Chapter 1 – Know Your Enemy, You

Yes, I am sorry to say that the majority of business owners I have worked with have they themselves been their biggest problem.  This is not to say that any of them were doing much, if anything, consciously wrong.  No, it was typically more an issue of displaced energy.  That is, putting energy into things that just sucked it out of them, and conversely not putting energy into things that would build them up again. 

Again, this is not really the business owner’s fault.  In running a business, so much runs so fast, and often we can get stuck in habits that we are not even aware of.  Additionally, most small businesses rarely offer frequent breaks in the action to allow for deep thinking about what is currently happening.  Instead, most small businesses simply run at a pace that demands the business owner to be in reaction-mode at all times.  And although this makes sense in the moment, the long-term result of many of these shoot-from-the-hip sorts of decisions can be that you are left with a business that does not run as well as it should.

Just like no one is born knowing how to juggle chainsaws, no one is born knowing how to run a business.  In fact, most people that graduate from college, with a degree in “business”, still don’t really know how to run a business.  Oh sure, they can give you a thorough explanation of GAAP, the macro-economic repercussions of the US’s shift into a consumer-based economy, or the business law considerations regarding what type of legal entity to use.  But on graduation day, none of them knows what you do.  None of them knows what it feels like to have to meet payroll.  None of them knows what it feels like to have a former employee start a business to compete with you.  None of them knows what you do, nor should they.  Experience is often the best teacher anyway, so let’s use your experience to move forward.

So what can you do to start working on making your business run better?  Well, first, you have to create the space to work on it.  That is, if you are working 80 hours a week just to cover the day to day workload, odds are you will have little time left for anything else (especially more “work”).  As such, the first step may simply be finding some ways to free yourself a bit.

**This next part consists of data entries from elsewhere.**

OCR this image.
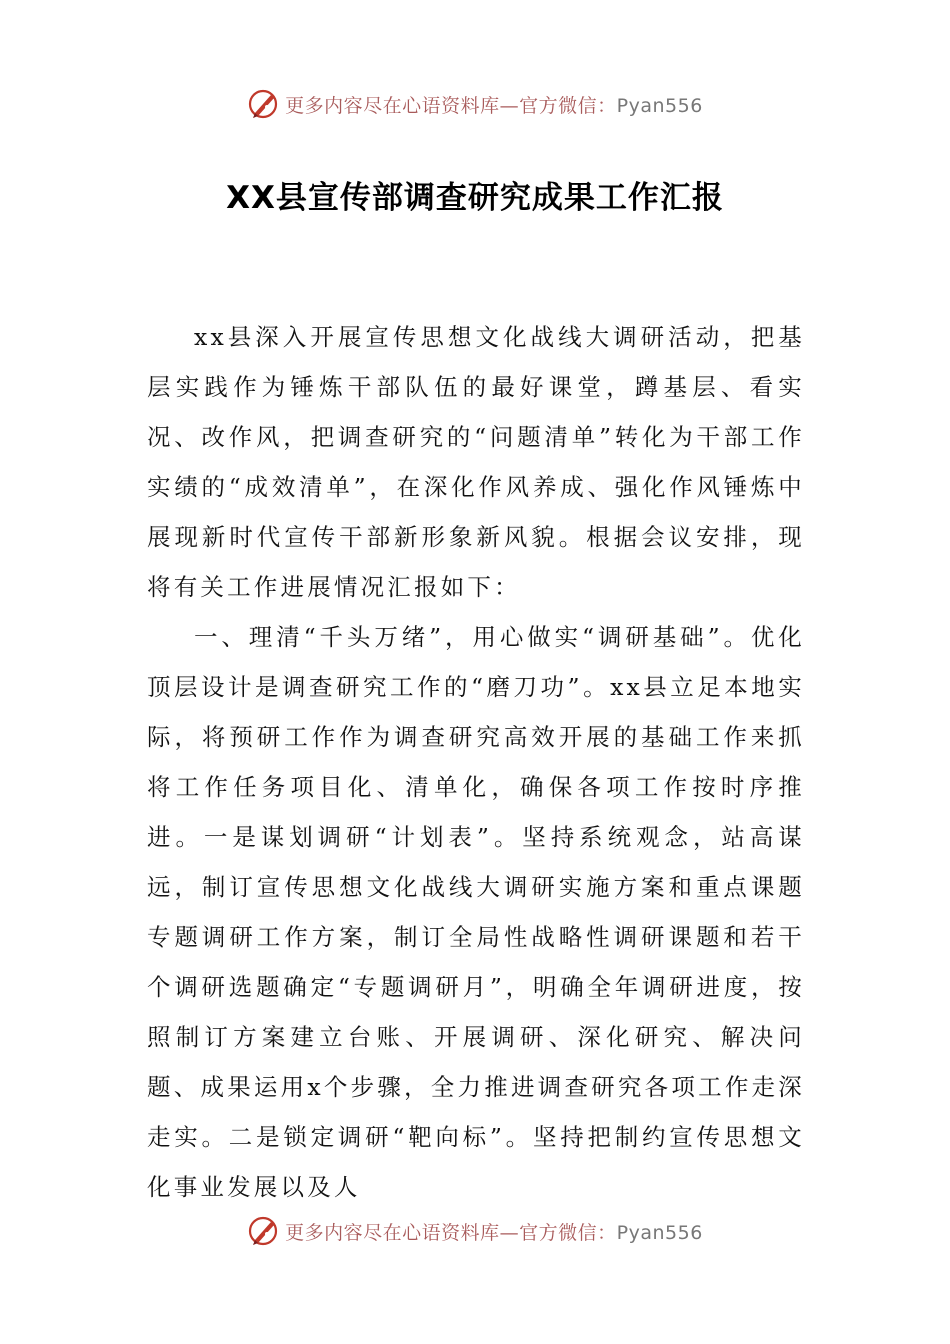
更多内容尽在心语资料库—官方微信：Pyan556
XX县宣传部调查研究成果工作汇报

xx县深入开展宣传思想文化战线大调研活动，把基层实践作为锤炼干部队伍的最好课堂，蹲基层、看实况、改作风，把调查研究的“问题清单”转化为干部工作实绩的“成效清单”，在深化作风养成、强化作风锤炼中展现新时代宣传干部新形象新风貌。根据会议安排，现将有关工作进展情况汇报如下：

一、理清“千头万绪”，用心做实“调研基础”。优化顶层设计是调查研究工作的“磨刀功”。xx县立足本地实际，将预研工作作为调查研究高效开展的基础工作来抓将工作任务项目化、清单化，确保各项工作按时序推进。一是谋划调研“计划表”。坚持系统观念，站高谋远，制订宣传思想文化战线大调研实施方案和重点课题专题调研工作方案，制订全局性战略性调研课题和若干个调研选题确定“专题调研月”，明确全年调研进度，按照制订方案建立台账、开展调研、深化研究、解决问题、成果运用x个步骤，全力推进调查研究各项工作走深走实。二是锁定调研“靶向标”。坚持把制约宣传思想文化事业发展以及人

更多内容尽在心语资料库—官方微信：Pyan556
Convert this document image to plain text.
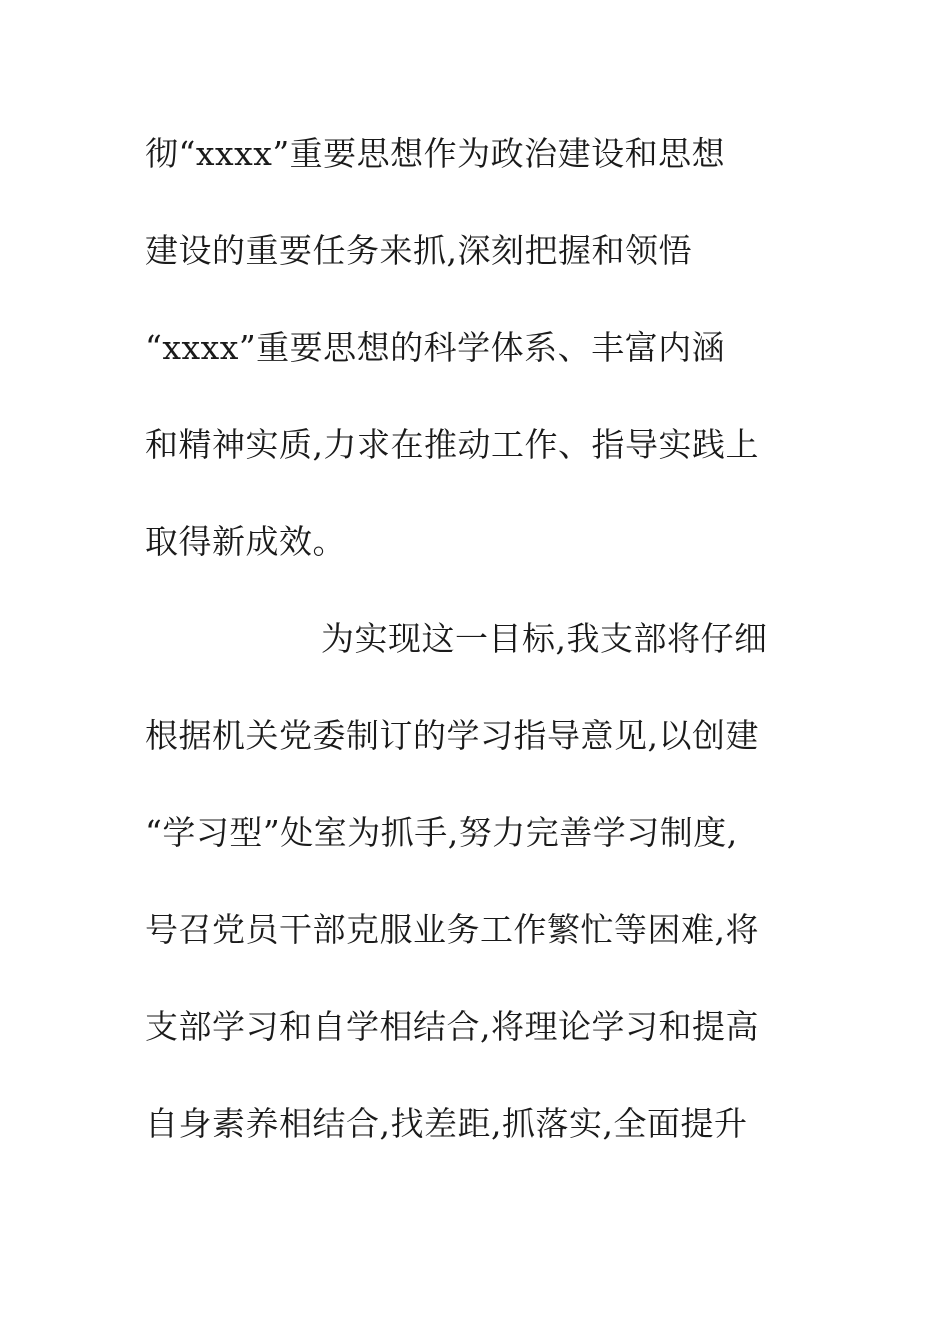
彻“xxxx”重要思想作为政治建设和思想
建设的重要任务来抓,深刻把握和领悟
“xxxx”重要思想的科学体系、丰富内涵
和精神实质,力求在推动工作、指导实践上
取得新成效。
为实现这一目标,我支部将仔细
根据机关党委制订的学习指导意见,以创建
“学习型”处室为抓手,努力完善学习制度,
号召党员干部克服业务工作繁忙等困难,将
支部学习和自学相结合,将理论学习和提高
自身素养相结合,找差距,抓落实,全面提升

Now, I am not talking about taking all 80 hours of your workload and dumping it on a new assistant.  No, instead, I want you to ask yourself how smart you are being about those 80 hours.  Are there items you could afford to hire someone to help you with?  Are all of the items you are doing really necessary?  Is there a fairly simple technology solution that would free you up?

The most important question to ask is, are you using your time, an asset I am sure you have found is one of your most valuable, in the best way?  Another way to ask this question would be would you pay someone 80 hours’ worth of pay to do what you do?   Often, just shifting the question onto someone else (even if it is an imagined someone else) can bring a tremendous amount of clarity.  I don’t know why it is, but often it can be so much easier for us to abuse ourselves than for us to abuse others.  Of course, the ideal is to never abuse anybody, but it is surprising just how often we leave ourselves out of this equation.

This is the time to ask yourself some hard questions, like:

  • Is this the business I wanted?
  • Is this the business my customers want?
  • Where am I successful?  Where am I failing?
  • What is paying off?
  • What isn’t?

By taking a critical view of your business, you can start to unravel the multitude of knots you have tied in your business’ rope.

Sometimes, the solution can come from focusing.  Often businesses, especially when they start, can run with a mortal fear of disappointing any customer.  Anyone who has been in business for any amount of time, though, knows this is an impossible ideal.  Customer disappointment, just like customer delight, is an inevitable part of doing business.  Of course, you want as much delight and as little disappointment as possible, but trying to keep disappointment from ever happening is like trying to hold back a river with your outstretched arms.  The river will win (and probably not even know you are there).

In our desire to always please, we can end up doing things that don’t make any sense.  Sometimes we end up offering a product or service (or an addition to a product or service) that does not make any sense for us to do.  Sometimes we don’t charge enough for what we sell.  Sometimes we do too much for free.  By taking a critical look at what you are doing, and being truly honest about what works for you and what doesn’t, you start your way down the road of making your business less frustrating to run (and maybe, just maybe, *gasp* a little fun).

The second line of questioning for yourself has to do with how you are running your business.  Just as important as the “what you are doing” questions above are the “how are you doing it” questions.  These could be:

  • What areas of the business take the most time for the least profit?
  • What areas of the business are generating the most customer complaints?
  • What areas of the business are responsible for the most re-work?
  • What areas of the business take up the most of your time?

By asking yourself these questions, you can get an idea about the quality of your business processes.  Of course, processes can (almost) always be better, but we are looking for the true pain-points in what you are doing.  Just like with the above questions, it is important to really analyze what you are doing and ask yourself if this is the smartest way to be doing it.  Often, there can be a much easier solution available, but we couldn’t see it because we were so busy with the daily work of the business.